There. Are you happy now?
It is a cool morning for late spring. Sirine stands near the grill as it heats up. One by one the lonely students filter into the café. There are birds arguing in the trees over the window, above the kitchen sink. Victor, an official sous chef, is chopping onions and garlic; Cristobal is now a line cook, and a kid from Senegal named Percy is the new cleaning person.
It is almost two years since Han has left and he has started to recede from Sirine’s dreams. They weren’t even together that long, she tells herself, a matter of months. But she still sometimes looks for him, unconsciously scanning the crowds.
On this morning, however, she is remembering a dream she had that she could breathe underwater. She recalls the pulse of ocean currents in her head, her arms soaring, a dizzy happiness in her chest. Now the dawn is saffron-colored in the windows and the café is glowing. She is stirring a pot of leben yogurt, which is heated slowly, carefully, tenderly, and hopefully, layered with butter and o
nions and heady and rich as a high summer night. She cannot stop stirring because it is a fragile, temperamental sauce, given to breaking and curdling if given its way. So she must wait and stand and stir and stir and stir and look and look. And she is standing and stirring and looking out the window and then toward the dining room.

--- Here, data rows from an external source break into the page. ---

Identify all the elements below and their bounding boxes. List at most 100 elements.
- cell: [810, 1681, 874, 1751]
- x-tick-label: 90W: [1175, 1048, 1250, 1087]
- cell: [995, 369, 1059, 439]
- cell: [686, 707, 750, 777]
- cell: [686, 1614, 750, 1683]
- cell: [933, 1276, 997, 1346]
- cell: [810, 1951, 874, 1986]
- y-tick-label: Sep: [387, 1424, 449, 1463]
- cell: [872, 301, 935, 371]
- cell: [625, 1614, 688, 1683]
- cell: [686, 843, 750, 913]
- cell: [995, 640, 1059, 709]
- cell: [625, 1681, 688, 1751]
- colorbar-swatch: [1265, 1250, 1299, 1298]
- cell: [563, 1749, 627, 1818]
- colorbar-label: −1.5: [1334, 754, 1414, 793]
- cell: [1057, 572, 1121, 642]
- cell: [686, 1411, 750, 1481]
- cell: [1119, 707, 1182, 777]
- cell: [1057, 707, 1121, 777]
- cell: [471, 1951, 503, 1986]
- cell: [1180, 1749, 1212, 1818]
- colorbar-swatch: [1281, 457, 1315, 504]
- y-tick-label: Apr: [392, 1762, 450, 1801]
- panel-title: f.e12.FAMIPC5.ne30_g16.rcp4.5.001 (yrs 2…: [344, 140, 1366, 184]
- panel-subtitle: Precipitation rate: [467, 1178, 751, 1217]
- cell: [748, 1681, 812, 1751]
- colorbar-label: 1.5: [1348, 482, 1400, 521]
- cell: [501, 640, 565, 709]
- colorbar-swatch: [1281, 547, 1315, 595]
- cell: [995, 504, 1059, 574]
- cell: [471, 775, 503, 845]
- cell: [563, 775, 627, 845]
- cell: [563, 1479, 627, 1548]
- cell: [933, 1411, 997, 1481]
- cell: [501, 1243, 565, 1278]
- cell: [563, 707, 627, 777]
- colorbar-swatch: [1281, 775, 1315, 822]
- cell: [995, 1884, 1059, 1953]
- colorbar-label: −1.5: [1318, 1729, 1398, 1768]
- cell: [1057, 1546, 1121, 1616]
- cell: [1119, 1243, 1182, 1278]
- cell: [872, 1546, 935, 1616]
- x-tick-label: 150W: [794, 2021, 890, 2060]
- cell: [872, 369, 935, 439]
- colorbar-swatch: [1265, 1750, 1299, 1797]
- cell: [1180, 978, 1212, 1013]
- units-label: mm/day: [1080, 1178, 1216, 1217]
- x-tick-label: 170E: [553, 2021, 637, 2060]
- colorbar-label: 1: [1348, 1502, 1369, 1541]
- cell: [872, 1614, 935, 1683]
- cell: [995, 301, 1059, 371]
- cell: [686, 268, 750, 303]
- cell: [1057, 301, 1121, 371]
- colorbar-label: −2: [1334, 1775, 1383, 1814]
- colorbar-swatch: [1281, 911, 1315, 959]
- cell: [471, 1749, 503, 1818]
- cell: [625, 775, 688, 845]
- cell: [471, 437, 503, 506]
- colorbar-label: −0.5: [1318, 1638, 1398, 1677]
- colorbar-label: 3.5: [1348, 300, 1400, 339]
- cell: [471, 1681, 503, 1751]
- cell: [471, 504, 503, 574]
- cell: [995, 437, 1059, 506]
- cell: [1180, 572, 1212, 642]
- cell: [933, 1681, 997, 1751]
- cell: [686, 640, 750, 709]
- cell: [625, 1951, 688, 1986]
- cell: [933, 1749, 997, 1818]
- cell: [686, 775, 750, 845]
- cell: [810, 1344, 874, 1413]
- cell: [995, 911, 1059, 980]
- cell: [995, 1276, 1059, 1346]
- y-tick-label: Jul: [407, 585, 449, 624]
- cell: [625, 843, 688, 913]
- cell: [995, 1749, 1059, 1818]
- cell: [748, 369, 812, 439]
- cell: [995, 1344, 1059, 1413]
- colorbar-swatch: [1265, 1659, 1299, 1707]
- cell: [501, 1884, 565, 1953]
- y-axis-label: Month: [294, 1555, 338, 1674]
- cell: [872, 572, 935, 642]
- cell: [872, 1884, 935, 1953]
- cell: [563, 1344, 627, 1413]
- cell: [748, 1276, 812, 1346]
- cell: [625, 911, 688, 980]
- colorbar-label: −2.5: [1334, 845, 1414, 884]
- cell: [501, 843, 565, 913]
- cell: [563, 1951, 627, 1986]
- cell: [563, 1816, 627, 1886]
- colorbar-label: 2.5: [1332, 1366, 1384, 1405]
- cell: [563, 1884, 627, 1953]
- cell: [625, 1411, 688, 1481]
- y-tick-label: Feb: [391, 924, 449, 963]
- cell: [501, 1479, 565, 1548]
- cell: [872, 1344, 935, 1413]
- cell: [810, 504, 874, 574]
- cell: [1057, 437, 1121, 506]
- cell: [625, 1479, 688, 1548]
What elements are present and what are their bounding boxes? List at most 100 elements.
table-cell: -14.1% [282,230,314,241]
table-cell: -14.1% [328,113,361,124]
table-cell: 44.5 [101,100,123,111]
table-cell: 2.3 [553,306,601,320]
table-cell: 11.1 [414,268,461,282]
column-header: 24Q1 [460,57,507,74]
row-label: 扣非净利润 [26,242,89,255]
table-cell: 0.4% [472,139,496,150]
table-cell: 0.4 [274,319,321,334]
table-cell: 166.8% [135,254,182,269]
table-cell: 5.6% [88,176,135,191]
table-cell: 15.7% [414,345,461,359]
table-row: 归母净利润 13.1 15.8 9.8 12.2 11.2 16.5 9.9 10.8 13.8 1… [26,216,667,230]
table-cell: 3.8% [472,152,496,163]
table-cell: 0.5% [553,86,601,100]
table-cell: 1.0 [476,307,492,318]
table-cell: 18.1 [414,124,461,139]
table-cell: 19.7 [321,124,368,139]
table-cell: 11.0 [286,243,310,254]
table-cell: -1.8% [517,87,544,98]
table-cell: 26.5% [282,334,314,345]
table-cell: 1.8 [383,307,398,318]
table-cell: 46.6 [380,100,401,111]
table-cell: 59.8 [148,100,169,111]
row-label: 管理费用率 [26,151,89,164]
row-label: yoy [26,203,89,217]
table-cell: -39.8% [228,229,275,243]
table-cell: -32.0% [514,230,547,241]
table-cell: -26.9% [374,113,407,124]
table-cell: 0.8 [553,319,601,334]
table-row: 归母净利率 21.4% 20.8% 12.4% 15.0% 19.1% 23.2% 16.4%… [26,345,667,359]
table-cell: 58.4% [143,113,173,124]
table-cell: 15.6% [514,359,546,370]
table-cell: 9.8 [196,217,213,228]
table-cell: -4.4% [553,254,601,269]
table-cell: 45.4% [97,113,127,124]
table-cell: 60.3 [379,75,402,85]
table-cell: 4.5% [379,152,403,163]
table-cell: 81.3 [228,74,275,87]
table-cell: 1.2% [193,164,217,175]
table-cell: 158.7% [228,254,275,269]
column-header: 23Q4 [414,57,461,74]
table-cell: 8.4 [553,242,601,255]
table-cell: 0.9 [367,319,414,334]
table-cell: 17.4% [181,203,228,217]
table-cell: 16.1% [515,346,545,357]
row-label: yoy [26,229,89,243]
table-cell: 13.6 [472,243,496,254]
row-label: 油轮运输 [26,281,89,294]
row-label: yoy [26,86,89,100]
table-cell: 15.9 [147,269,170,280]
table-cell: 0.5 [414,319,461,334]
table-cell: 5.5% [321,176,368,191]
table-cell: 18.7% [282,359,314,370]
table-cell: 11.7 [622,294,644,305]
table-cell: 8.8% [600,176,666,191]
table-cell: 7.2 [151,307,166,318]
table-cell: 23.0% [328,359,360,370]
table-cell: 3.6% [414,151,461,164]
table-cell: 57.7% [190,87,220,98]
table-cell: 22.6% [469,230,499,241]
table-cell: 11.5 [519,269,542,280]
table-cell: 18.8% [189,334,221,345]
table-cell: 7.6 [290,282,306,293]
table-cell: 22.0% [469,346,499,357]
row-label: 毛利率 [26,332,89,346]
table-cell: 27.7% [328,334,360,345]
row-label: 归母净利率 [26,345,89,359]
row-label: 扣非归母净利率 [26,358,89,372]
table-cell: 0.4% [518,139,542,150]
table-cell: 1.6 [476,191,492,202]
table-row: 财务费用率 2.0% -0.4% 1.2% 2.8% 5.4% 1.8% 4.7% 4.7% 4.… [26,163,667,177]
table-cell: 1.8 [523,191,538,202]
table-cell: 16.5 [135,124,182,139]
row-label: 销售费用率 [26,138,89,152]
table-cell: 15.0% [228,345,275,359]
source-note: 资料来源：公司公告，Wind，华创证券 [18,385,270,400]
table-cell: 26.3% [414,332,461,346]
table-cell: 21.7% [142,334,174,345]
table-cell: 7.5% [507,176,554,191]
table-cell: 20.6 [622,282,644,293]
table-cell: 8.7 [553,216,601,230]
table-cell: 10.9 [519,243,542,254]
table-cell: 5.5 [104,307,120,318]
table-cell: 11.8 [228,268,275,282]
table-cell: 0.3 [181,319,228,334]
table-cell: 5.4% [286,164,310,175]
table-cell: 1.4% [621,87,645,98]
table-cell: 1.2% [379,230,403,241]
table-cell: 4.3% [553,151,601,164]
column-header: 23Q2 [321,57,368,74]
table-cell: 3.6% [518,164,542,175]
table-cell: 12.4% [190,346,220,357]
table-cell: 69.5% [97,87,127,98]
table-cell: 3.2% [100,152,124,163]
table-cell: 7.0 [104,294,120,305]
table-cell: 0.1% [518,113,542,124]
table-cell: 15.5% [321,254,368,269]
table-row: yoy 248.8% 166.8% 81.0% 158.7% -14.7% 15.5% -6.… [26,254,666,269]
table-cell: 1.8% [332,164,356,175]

One student sits at the counter and flicks open his paper. Sirine doesn’t read the American papers, but she still turns reflexively toward the Arabic papers—especially the ones printed on the soft green and cream-colored pages. On this morning her gaze brushes over the front of the student’s newspaper, and when she sees the photo, she barely registers it. But then something makes her look again. And then, for the third time, she blinks and looks closer and it’s a photo of a man who resembles Han, but cannot be Han.
“Excuse me, please,” she says to the student.
He curls the corner of the paper in to look at her, then sees that she’s looking at the photo on the opposite side.
“Can you tell me what that is?” She points.
He patiently turns the paper over and reads the short article, whispering to himself in Arabic. He shakes his head and laughs and says, “It’s a crazy story. It says this guy’s a political prisoner who broke out and then escaped from Iraq by following the migration of these animals across the border into Jordan. He says he’s on his way home—I don’t know where.”